L'immobilier d'entreprise, comme d'autres secteurs, a connu des turbulences depuis un exercice 2019 exalté. Catherine Dargent, fondatrice et PDG du Groupe Daxter revient sur les bouleversements de ces derniers mois et détaille les enseignements et perspectives auxquels ils ont donné naissance. 

Décideurs. Le marché de l'immobilier a connu quelques bouleversements. Comment les appréhendez-vous ?

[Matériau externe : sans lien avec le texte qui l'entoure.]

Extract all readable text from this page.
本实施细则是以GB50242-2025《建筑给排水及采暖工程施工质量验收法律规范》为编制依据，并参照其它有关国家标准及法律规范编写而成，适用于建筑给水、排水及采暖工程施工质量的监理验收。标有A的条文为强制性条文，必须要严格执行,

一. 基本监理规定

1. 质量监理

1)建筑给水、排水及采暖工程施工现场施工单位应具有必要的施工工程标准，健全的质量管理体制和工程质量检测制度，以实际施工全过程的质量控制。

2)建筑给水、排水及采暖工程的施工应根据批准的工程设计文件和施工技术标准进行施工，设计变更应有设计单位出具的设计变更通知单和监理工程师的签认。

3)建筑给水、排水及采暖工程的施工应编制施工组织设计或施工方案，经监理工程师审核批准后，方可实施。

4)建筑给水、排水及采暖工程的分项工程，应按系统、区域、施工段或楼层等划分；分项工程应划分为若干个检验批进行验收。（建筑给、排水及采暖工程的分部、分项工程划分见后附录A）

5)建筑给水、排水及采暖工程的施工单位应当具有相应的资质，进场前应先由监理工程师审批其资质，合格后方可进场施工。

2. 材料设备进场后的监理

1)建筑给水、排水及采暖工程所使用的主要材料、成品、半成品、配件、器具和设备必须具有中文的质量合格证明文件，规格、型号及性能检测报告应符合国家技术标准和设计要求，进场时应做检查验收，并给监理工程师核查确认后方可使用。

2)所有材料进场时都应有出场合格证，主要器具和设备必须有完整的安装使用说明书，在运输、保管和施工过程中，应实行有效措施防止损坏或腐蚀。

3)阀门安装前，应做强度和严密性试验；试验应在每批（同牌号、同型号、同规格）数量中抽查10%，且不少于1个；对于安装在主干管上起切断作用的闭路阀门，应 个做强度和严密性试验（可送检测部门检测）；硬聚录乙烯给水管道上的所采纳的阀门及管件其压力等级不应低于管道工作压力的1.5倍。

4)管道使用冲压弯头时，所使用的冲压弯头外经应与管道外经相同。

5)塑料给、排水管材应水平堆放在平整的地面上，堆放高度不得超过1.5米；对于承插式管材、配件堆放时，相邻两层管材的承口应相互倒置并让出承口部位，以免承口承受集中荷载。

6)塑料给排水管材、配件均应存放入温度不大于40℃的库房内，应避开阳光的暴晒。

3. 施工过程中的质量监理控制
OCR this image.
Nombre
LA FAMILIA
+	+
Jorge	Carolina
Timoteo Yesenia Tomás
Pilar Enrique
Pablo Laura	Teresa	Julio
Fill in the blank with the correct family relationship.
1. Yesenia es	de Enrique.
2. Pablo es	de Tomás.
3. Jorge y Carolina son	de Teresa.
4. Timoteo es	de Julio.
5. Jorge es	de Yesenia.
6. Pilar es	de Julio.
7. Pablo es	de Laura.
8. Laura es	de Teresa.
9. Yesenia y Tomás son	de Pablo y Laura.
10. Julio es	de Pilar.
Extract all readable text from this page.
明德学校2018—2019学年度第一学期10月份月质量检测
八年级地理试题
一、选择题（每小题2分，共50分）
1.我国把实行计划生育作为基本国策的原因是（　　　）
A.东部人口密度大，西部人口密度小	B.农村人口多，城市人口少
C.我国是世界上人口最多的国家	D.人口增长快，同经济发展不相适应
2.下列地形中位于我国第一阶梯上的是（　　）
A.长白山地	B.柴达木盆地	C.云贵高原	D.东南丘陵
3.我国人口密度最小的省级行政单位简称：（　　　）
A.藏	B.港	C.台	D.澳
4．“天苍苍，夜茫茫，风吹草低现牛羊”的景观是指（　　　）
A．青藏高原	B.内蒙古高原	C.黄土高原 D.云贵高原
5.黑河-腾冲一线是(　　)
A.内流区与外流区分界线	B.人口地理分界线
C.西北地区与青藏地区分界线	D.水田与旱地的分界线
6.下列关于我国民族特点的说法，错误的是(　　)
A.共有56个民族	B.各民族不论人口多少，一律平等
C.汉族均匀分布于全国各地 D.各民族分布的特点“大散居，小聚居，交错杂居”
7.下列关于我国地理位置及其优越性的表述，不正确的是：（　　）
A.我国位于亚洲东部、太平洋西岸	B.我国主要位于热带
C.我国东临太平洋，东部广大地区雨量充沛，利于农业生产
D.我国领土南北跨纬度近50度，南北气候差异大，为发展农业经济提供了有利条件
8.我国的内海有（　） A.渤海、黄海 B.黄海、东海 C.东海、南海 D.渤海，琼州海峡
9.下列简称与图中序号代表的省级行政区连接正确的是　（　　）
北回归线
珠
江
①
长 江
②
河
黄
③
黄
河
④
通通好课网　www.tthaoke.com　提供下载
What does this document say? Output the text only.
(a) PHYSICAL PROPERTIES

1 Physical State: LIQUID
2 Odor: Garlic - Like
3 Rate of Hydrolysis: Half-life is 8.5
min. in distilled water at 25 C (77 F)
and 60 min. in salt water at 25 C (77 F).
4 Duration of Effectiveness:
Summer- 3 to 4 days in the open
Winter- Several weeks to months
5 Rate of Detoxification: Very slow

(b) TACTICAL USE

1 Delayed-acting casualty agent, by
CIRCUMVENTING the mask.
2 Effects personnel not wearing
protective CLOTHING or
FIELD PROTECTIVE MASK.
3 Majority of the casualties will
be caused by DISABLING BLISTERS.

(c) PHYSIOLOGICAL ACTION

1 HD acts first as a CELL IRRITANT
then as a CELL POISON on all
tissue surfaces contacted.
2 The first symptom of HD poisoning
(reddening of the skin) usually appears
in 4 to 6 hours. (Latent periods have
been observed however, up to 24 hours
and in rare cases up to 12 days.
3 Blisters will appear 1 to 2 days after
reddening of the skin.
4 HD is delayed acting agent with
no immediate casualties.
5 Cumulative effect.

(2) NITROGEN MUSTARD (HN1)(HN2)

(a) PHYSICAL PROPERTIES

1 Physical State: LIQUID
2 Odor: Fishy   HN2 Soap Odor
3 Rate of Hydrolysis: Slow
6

C. Dargent. Depuis 2020, les sujets d’inquiétudes ne manquent pas, inédits pour certains (crise sanitaire, réchauffement climatique), qu’on pensait disparus pour d’autres (guerre aux portes de l’Europe, remontée des taux, inflation). Les êtres humains et acteurs économiques que nous sommes réagissent à ces phénomènes en se nourrissant de l’incroyable développement technologique que nous vivons. Toute adaptation doit se faire vite, très vite, et doit être radicale. Ainsi, en deux temps, trois mouvements, nous avons pris l’habitude de travailler à distance depuis notre nouvelle maison de campagne achetée entre deux confinements, et d’enchaîner les heures de visio-conférences. On nous a prédit la fin du bureau. Mais nous nous rendons compte que l’équipe et les rencontres humaines sont indispensables à la fois à l’équilibre personnel et à la bonne marche des entreprises. Celles-ci font ainsi machine arrière, et adoptent le Flex-office, qui permet de travailler de manière plus efficace et agréable, en limitant le distanciel. De nouveaux besoins émergent, en termes de surfaces, mais aussi d’aménagement et de conception d’espaces. De même, internet devait signer la mort du commerce. Or, si le commerce en ligne a atteint un pic pendant les périodes de confinement, les consommateurs restent attachés aux boutiques et veulent utiliser à la fois les canaux physique et numérique. Les enseignes ont donc intégré l’omnicanal dans leur stratégie, et de nouvelles perspectives sont apparues. Enfin, de manière brutale, le coût des matériaux de construction a explosé, remettant en cause la chaîne de valeur immobilière, toute typologie d’actifs confondue, mais aussi la valeur du foncier, corrélée au prix du neuf. Toutefois, cet événement force à trouver des voies de limitation des coûts, à explorer la réutilisation et les matériaux écologiques. Ainsi se créent des stratégies différenciantes qui vont rebattre les cartes des acteurs les plus performants, tant au niveau économique qu’au niveau environnemental. En résumé, tous ces bouleversements sont autant d’opportunités pour les marchés. En tant que conseil stratégique en immobilier, notre rôle, dans ces périodes troublées, est plus important que jamais et notre valeur de "travail sur-mesure" est particulièrement appréciée par nos clients.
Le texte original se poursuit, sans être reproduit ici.